Les chemins de Saint-Jacques : le trésor caché du Cambrésis

Le Clarysien Régis Quennesson est de retour. Le pèlerin de Compostelle, qui l’an dernier avait rallié Clary et Saint-Jacques pour promouvoir le don de soi, se lance dans un nouveau projet. Peut-être pas aussi ambitieux… quoique. Une association est en gestation. Sa vocation : valoriser un patrimoine en friche, les chemins de Saint-Jacques dans le Cambrésis.
C’est méconnu, et pourtant « de mai à octobre, il y a au moins un ou deux voyageurs par jour qui traversent les chemins de Saint-Jacques dans le Cambrésis », estime Régis Quennesson. Ils viennent « à pied, à vélo et même en âne, essentiellement de Belgique, de Hollande voire de Norvège », relève l’ancien marcheur. Des gens motivés par la foi, pour qui le chemin de Saint-Jacques de Compostelle reste un haut lieu de pèlerinage. Mais pas seulement. Le Clarysien de constater « des motivations très diverses », du marcheur épris de défi sportif à l’individu qui cherche un retour à la nature, aux choses simples, jusqu’aux démarches extrêmes, plutôt marginales, visant « la purification ».
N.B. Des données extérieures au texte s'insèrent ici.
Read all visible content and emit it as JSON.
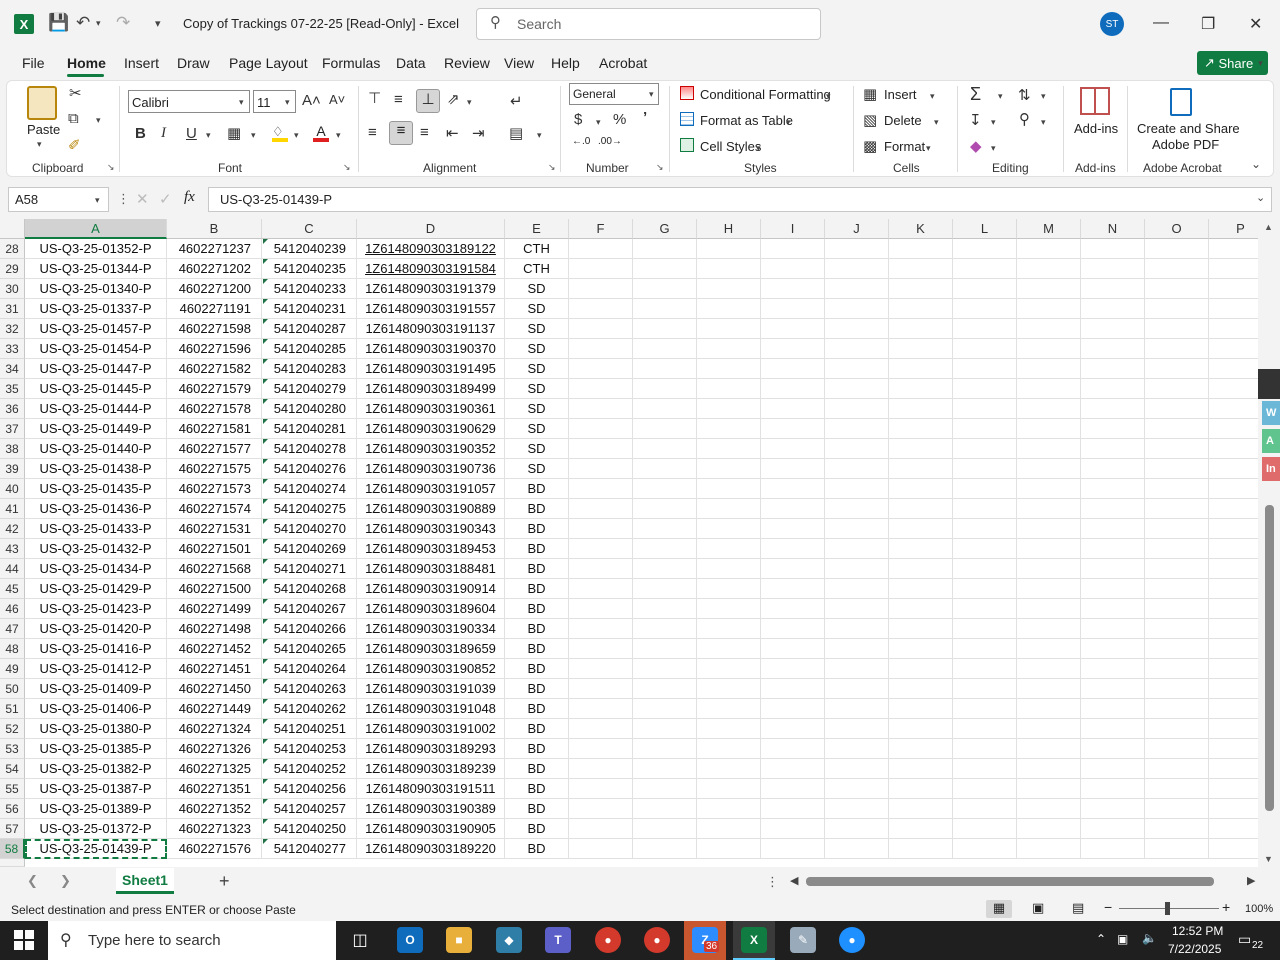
{
  "window": {
    "title": "Copy of Trackings 07-22-25  [Read-Only]  -  Excel",
    "search_placeholder": "Search",
    "avatar_initials": "ST",
    "share_label": "Share"
  },
  "menu": [
    "File",
    "Home",
    "Insert",
    "Draw",
    "Page Layout",
    "Formulas",
    "Data",
    "Review",
    "View",
    "Help",
    "Acrobat"
  ],
  "ribbon": {
    "clipboard": {
      "paste": "Paste",
      "label": "Clipboard"
    },
    "font": {
      "name": "Calibri",
      "size": "11",
      "label": "Font"
    },
    "alignment": {
      "label": "Alignment"
    },
    "number": {
      "format": "General",
      "label": "Number"
    },
    "styles": {
      "conditional": "Conditional Formatting",
      "format_table": "Format as Table",
      "cell_styles": "Cell Styles",
      "label": "Styles"
    },
    "cells": {
      "insert": "Insert",
      "delete": "Delete",
      "format": "Format",
      "label": "Cells"
    },
    "editing": {
      "label": "Editing"
    },
    "addins": {
      "button": "Add-ins",
      "label": "Add-ins"
    },
    "acrobat": {
      "button_line1": "Create and Share",
      "button_line2": "Adobe PDF",
      "label": "Adobe Acrobat"
    }
  },
  "formula_bar": {
    "name_box": "A58",
    "formula": "US-Q3-25-01439-P"
  },
  "columns": [
    "A",
    "B",
    "C",
    "D",
    "E",
    "F",
    "G",
    "H",
    "I",
    "J",
    "K",
    "L",
    "M",
    "N",
    "O",
    "P"
  ],
  "rows": [
    {
      "n": "28",
      "a": "US-Q3-25-01352-P",
      "b": "4602271237",
      "c": "5412040239",
      "d": "1Z6148090303189122",
      "e": "CTH",
      "link": true
    },
    {
      "n": "29",
      "a": "US-Q3-25-01344-P",
      "b": "4602271202",
      "c": "5412040235",
      "d": "1Z6148090303191584",
      "e": "CTH",
      "link": true
    },
    {
      "n": "30",
      "a": "US-Q3-25-01340-P",
      "b": "4602271200",
      "c": "5412040233",
      "d": "1Z6148090303191379",
      "e": "SD"
    },
    {
      "n": "31",
      "a": "US-Q3-25-01337-P",
      "b": "4602271191",
      "c": "5412040231",
      "d": "1Z6148090303191557",
      "e": "SD"
    },
    {
      "n": "32",
      "a": "US-Q3-25-01457-P",
      "b": "4602271598",
      "c": "5412040287",
      "d": "1Z6148090303191137",
      "e": "SD"
    },
    {
      "n": "33",
      "a": "US-Q3-25-01454-P",
      "b": "4602271596",
      "c": "5412040285",
      "d": "1Z6148090303190370",
      "e": "SD"
    },
    {
      "n": "34",
      "a": "US-Q3-25-01447-P",
      "b": "4602271582",
      "c": "5412040283",
      "d": "1Z6148090303191495",
      "e": "SD"
    },
    {
      "n": "35",
      "a": "US-Q3-25-01445-P",
      "b": "4602271579",
      "c": "5412040279",
      "d": "1Z6148090303189499",
      "e": "SD"
    },
    {
      "n": "36",
      "a": "US-Q3-25-01444-P",
      "b": "4602271578",
      "c": "5412040280",
      "d": "1Z6148090303190361",
      "e": "SD"
    },
    {
      "n": "37",
      "a": "US-Q3-25-01449-P",
      "b": "4602271581",
      "c": "5412040281",
      "d": "1Z6148090303190629",
      "e": "SD"
    },
    {
      "n": "38",
      "a": "US-Q3-25-01440-P",
      "b": "4602271577",
      "c": "5412040278",
      "d": "1Z6148090303190352",
      "e": "SD"
    },
    {
      "n": "39",
      "a": "US-Q3-25-01438-P",
      "b": "4602271575",
      "c": "5412040276",
      "d": "1Z6148090303190736",
      "e": "SD"
    },
    {
      "n": "40",
      "a": "US-Q3-25-01435-P",
      "b": "4602271573",
      "c": "5412040274",
      "d": "1Z6148090303191057",
      "e": "BD"
    },
    {
      "n": "41",
      "a": "US-Q3-25-01436-P",
      "b": "4602271574",
      "c": "5412040275",
      "d": "1Z6148090303190889",
      "e": "BD"
    },
    {
      "n": "42",
      "a": "US-Q3-25-01433-P",
      "b": "4602271531",
      "c": "5412040270",
      "d": "1Z6148090303190343",
      "e": "BD"
    },
    {
      "n": "43",
      "a": "US-Q3-25-01432-P",
      "b": "4602271501",
      "c": "5412040269",
      "d": "1Z6148090303189453",
      "e": "BD"
    },
    {
      "n": "44",
      "a": "US-Q3-25-01434-P",
      "b": "4602271568",
      "c": "5412040271",
      "d": "1Z6148090303188481",
      "e": "BD"
    },
    {
      "n": "45",
      "a": "US-Q3-25-01429-P",
      "b": "4602271500",
      "c": "5412040268",
      "d": "1Z6148090303190914",
      "e": "BD"
    },
    {
      "n": "46",
      "a": "US-Q3-25-01423-P",
      "b": "4602271499",
      "c": "5412040267",
      "d": "1Z6148090303189604",
      "e": "BD"
    },
    {
      "n": "47",
      "a": "US-Q3-25-01420-P",
      "b": "4602271498",
      "c": "5412040266",
      "d": "1Z6148090303190334",
      "e": "BD"
    },
    {
      "n": "48",
      "a": "US-Q3-25-01416-P",
      "b": "4602271452",
      "c": "5412040265",
      "d": "1Z6148090303189659",
      "e": "BD"
    },
    {
      "n": "49",
      "a": "US-Q3-25-01412-P",
      "b": "4602271451",
      "c": "5412040264",
      "d": "1Z6148090303190852",
      "e": "BD"
    },
    {
      "n": "50",
      "a": "US-Q3-25-01409-P",
      "b": "4602271450",
      "c": "5412040263",
      "d": "1Z6148090303191039",
      "e": "BD"
    },
    {
      "n": "51",
      "a": "US-Q3-25-01406-P",
      "b": "4602271449",
      "c": "5412040262",
      "d": "1Z6148090303191048",
      "e": "BD"
    },
    {
      "n": "52",
      "a": "US-Q3-25-01380-P",
      "b": "4602271324",
      "c": "5412040251",
      "d": "1Z6148090303191002",
      "e": "BD"
    },
    {
      "n": "53",
      "a": "US-Q3-25-01385-P",
      "b": "4602271326",
      "c": "5412040253",
      "d": "1Z6148090303189293",
      "e": "BD"
    },
    {
      "n": "54",
      "a": "US-Q3-25-01382-P",
      "b": "4602271325",
      "c": "5412040252",
      "d": "1Z6148090303189239",
      "e": "BD"
    },
    {
      "n": "55",
      "a": "US-Q3-25-01387-P",
      "b": "4602271351",
      "c": "5412040256",
      "d": "1Z6148090303191511",
      "e": "BD"
    },
    {
      "n": "56",
      "a": "US-Q3-25-01389-P",
      "b": "4602271352",
      "c": "5412040257",
      "d": "1Z6148090303190389",
      "e": "BD"
    },
    {
      "n": "57",
      "a": "US-Q3-25-01372-P",
      "b": "4602271323",
      "c": "5412040250",
      "d": "1Z6148090303190905",
      "e": "BD"
    },
    {
      "n": "58",
      "a": "US-Q3-25-01439-P",
      "b": "4602271576",
      "c": "5412040277",
      "d": "1Z6148090303189220",
      "e": "BD",
      "selected": true
    }
  ],
  "sheet_tab": "Sheet1",
  "status": {
    "message": "Select destination and press ENTER or choose Paste",
    "zoom": "100%"
  },
  "taskbar": {
    "search_placeholder": "Type here to search",
    "time": "12:52 PM",
    "date": "7/22/2025",
    "notifications": "22",
    "zoom_badge": "36"
  },
  "colors": {
    "accent": "#107c41",
    "link": "#111111"
  }
}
Un constat s’est vite imposé à Régis Quennesson, au cours de sa propre aventure : « En Espagne, les indications sont partout pour guider le marcheur. Et vous savez, ces balises, c’est important, on les guette, et quand on en trouve une, ça nous rassure ». En France, par contre, le constat n’est pas le même. Dans son périple, il dut attendre sa 27e étape pour découvrir, du côté de Saint-Germain-l’Espinasse (Loire), un premier panneau avec le symbole, la coquille Saint-Jacques. Dans le Cambrésis, c’est clair : « rien n’est organisé », assure le Clarysien. Pour suivre l’itinéraire historique (lire ci-dessous), mieux vaut donc être très bien renseigné. Quant à trouver un lieu pour dormir ou se restaurer, là encore, il est prudent d’avoir réservé. Encore faut-il être sûr de sa cadence pour arriver à l’heure dite au gîte et au couvert… C’est en pensant à tous ces voyageurs que Régis Quennesson a eu l’idée de remettre en valeur les chemins de Saint-Jacques du Cambrésis. Retrouver tous les lieux de passage. Les baliser ensuite, les jalonner d’informations pratiques, les remettre en état au besoin. D’y prévoir aussi un lieu d’accueil, à Honnecourt-sur-Escaut par exemple, où un contact est bien avancé sur le sujet avec le maire Francis Piton.
Au-delà de l’accueil dû aux voyageurs, le Clarysien a entrevu le vaste potentiel de son projet : la valorisation du patrimoine historique et naturel du territoire. Qui peut intéresser tout randonneur, les scolaires et autres passionnés d’histoire. Autant dire que pour les futurs membres de l’association, les chemins de Saint-Jacques constituent, à ce jour, une belle mine à exploiter.